Source: Blog – Alliance for American Manufacturing
The first meeting of the House China select committee in February 2023. | Getty Images
Its bipartisanship is what made it go. We hope that energy continues.
A new Congress is installed in Washington and, just like the last Congress, there is unlikely to be a lot of bipartisan legislation passed out of it. In 2025, the two parties just don’t see eye to eye on many things!
But this is not the case when it comes to the House’s China committee, which has been reauthorized and will meet in the 119th Congress. During the last Congress, when it was founded, the committee was one of the few spots on Capitol Hill where you could reliably find genuine bipartisan collaboration.

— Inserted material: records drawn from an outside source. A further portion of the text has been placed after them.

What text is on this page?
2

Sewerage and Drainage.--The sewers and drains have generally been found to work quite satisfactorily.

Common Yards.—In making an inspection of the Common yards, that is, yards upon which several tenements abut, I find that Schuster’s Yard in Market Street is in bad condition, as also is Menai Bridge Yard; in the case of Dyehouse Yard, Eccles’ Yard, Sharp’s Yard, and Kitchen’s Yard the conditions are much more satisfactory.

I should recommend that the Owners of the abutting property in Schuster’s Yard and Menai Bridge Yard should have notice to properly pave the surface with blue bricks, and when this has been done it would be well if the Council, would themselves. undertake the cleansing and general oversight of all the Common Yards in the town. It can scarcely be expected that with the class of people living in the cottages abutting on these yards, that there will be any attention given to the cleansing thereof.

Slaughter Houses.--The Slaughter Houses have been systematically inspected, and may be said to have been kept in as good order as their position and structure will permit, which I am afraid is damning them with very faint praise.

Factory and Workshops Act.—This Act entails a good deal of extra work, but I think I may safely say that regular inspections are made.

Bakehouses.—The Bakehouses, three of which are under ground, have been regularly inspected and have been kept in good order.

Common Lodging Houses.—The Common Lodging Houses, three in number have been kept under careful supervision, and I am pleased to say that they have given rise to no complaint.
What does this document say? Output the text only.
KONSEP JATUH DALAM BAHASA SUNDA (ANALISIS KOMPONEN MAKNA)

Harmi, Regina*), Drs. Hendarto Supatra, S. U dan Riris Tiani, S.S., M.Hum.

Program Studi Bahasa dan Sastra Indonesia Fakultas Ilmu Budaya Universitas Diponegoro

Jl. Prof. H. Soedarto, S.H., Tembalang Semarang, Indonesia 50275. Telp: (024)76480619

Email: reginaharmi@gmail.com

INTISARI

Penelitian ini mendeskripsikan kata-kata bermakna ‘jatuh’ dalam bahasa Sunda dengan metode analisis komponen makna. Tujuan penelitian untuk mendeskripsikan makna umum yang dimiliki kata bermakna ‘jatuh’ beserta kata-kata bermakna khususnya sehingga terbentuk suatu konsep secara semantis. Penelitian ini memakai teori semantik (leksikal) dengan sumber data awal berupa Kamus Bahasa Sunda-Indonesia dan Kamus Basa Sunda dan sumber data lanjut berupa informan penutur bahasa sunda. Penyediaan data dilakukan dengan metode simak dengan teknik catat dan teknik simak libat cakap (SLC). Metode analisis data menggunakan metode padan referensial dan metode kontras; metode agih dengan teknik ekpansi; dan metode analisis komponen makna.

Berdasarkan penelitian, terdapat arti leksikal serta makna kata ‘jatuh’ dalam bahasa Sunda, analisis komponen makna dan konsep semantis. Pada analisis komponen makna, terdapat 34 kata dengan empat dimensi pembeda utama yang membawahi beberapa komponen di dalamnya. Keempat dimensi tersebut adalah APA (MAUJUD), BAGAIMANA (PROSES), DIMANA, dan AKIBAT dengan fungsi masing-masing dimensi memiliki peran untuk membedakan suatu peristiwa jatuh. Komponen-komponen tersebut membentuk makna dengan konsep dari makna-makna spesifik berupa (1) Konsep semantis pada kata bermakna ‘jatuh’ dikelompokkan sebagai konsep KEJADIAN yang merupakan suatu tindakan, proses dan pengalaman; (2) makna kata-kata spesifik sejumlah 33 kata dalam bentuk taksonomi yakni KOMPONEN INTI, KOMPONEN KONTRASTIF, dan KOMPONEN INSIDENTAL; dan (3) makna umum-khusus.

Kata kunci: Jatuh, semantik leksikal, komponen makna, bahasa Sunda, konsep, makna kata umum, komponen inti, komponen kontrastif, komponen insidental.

You can chalk this up to a couple of things. First, it’s a select committee, not a standing one, meaning it must be authorized in each session of Congress, and as such it’s not part of the legislative sausage-making; rather, it’s investigative, and makes recommendations about what kind of legislation Congress should pursue.
Second is the subject. The committee, whose full name is the Select Committee on the Strategic Competition Between the United States and the Chinese Communist Party, is meant to train lawmakers’ focus on the United States’ economic and military rivalry with China. And this is something that in recent years both parties have been able to get behind.

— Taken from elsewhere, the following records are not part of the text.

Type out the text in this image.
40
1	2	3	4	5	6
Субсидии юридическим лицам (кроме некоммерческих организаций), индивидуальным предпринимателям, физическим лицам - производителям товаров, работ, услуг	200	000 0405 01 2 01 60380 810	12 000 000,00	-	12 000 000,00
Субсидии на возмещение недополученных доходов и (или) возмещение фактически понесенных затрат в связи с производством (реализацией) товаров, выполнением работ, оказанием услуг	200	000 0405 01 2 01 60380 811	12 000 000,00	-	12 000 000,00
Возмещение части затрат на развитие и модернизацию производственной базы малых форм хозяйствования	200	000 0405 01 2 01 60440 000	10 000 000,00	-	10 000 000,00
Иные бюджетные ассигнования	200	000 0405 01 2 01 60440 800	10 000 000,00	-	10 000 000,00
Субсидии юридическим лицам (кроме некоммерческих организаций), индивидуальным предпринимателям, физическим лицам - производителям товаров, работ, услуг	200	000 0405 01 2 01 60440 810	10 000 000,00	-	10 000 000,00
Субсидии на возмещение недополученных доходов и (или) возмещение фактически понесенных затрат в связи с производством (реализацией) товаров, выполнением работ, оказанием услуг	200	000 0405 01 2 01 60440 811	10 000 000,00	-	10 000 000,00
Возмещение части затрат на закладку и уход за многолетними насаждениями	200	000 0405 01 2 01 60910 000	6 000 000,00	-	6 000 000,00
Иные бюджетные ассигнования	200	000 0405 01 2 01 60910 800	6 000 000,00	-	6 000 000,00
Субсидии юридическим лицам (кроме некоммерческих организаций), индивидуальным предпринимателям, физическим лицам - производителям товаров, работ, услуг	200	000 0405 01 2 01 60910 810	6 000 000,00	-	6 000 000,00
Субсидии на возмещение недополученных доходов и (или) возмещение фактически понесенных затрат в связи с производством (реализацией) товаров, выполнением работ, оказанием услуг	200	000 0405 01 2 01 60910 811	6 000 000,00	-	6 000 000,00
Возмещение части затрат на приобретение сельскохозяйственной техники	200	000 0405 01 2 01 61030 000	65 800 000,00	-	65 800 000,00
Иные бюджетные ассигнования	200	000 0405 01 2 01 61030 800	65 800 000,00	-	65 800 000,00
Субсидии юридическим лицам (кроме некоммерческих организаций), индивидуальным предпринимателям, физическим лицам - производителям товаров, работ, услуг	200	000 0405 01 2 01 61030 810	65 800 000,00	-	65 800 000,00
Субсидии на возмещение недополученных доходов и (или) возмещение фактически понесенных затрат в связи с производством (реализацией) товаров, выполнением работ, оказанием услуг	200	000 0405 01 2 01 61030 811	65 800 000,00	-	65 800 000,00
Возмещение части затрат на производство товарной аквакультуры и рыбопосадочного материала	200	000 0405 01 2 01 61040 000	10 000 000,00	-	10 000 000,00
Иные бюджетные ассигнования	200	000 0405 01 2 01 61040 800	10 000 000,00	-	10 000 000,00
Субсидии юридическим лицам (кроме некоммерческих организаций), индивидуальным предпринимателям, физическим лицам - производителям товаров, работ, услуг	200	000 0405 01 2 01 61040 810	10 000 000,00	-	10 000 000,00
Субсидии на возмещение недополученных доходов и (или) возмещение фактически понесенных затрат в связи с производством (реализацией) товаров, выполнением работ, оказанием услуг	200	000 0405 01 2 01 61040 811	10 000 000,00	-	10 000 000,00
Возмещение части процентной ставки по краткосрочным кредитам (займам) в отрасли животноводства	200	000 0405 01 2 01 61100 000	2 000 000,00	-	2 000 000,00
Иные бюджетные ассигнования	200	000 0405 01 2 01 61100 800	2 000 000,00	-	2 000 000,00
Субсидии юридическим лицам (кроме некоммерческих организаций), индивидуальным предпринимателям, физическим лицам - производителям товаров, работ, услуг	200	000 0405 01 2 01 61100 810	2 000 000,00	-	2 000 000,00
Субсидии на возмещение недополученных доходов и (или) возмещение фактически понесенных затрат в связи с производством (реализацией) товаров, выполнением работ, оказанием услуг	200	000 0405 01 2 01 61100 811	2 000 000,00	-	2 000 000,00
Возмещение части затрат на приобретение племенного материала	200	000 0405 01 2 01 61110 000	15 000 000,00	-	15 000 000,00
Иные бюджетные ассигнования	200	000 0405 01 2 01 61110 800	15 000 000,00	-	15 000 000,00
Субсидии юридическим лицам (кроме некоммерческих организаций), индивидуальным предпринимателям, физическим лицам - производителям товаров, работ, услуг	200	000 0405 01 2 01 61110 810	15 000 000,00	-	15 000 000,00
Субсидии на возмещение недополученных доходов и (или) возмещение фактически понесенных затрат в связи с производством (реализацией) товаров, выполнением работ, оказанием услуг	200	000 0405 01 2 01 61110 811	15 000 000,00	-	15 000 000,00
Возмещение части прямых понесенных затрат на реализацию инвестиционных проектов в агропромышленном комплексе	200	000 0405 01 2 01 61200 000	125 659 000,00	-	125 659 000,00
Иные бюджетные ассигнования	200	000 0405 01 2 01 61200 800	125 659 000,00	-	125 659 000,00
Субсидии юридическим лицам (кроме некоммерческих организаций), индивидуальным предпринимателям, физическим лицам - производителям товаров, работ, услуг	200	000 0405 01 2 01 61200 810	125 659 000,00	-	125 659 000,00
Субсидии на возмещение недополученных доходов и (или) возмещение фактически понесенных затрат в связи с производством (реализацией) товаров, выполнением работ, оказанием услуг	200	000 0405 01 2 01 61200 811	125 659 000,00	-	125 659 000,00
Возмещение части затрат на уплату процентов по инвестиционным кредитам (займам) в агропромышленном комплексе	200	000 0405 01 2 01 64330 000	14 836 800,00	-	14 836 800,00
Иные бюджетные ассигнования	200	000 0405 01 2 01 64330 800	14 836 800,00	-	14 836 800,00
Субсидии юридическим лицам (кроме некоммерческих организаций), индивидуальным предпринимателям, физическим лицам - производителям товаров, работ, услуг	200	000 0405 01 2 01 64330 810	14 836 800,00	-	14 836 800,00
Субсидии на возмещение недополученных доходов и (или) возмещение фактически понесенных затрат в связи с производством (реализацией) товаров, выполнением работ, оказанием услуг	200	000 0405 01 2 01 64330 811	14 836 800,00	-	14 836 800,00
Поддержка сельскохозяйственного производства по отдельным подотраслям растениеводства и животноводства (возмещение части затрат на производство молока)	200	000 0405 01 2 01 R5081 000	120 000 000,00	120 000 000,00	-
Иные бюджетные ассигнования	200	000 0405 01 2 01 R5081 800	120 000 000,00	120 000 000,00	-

Alliance for American Manufacturing (AAM) President Scott Paul testified at its first hearing, and the committee has done a lot since then. Here’s how Politico described its work in a recent article:
The committee launched in January (2023) with a two-year mandate and quickly produced bipartisan legislative proposals on Taiwan, fentanyl, human rights and countering China’s growing military might. That turned into bills targeting everything from U.S. investment in China and the so-called de minimis import tax loophole amid partisan impasse elsewhere in Washington, which have bipartisan support and are expected to pass into law.
The China committee has been “by far the least partisan” on Capitol Hill, said Rush Doshi, former National Security Council official on China policy in the Biden administration.
It was never a sure thing that the China committee would be back. That Politico article, for example, argues the bipartisan juice that made the committee go was at risk after Republicans won both chambers of Congress and the White House in the 2024 elections.
But back it is. AAM stumped for it in a letter to Speaker of the House Mike Johnson (R-LA) last month. And its spirit of bipartisanship is what we stressed, too:
The Select Committee is uniquely equipped to represent the shared concern among Americans regarding the economic and security challenges presented by the policies of the CCP. Thus, as the 119th Congress approaches, we hope that the Select Committee will continue its bipartisan work on identifying and examining key issues and policies in the U.S.-China bilateral relationship so that committees of jurisdiction are better positioned to advance legislative solutions to those challenges.
Suffice to say, the U.S.-China bilateral relationship is deeply important and deserves congressional attention. We’ll be watching the committee’s agenda closely in the coming months.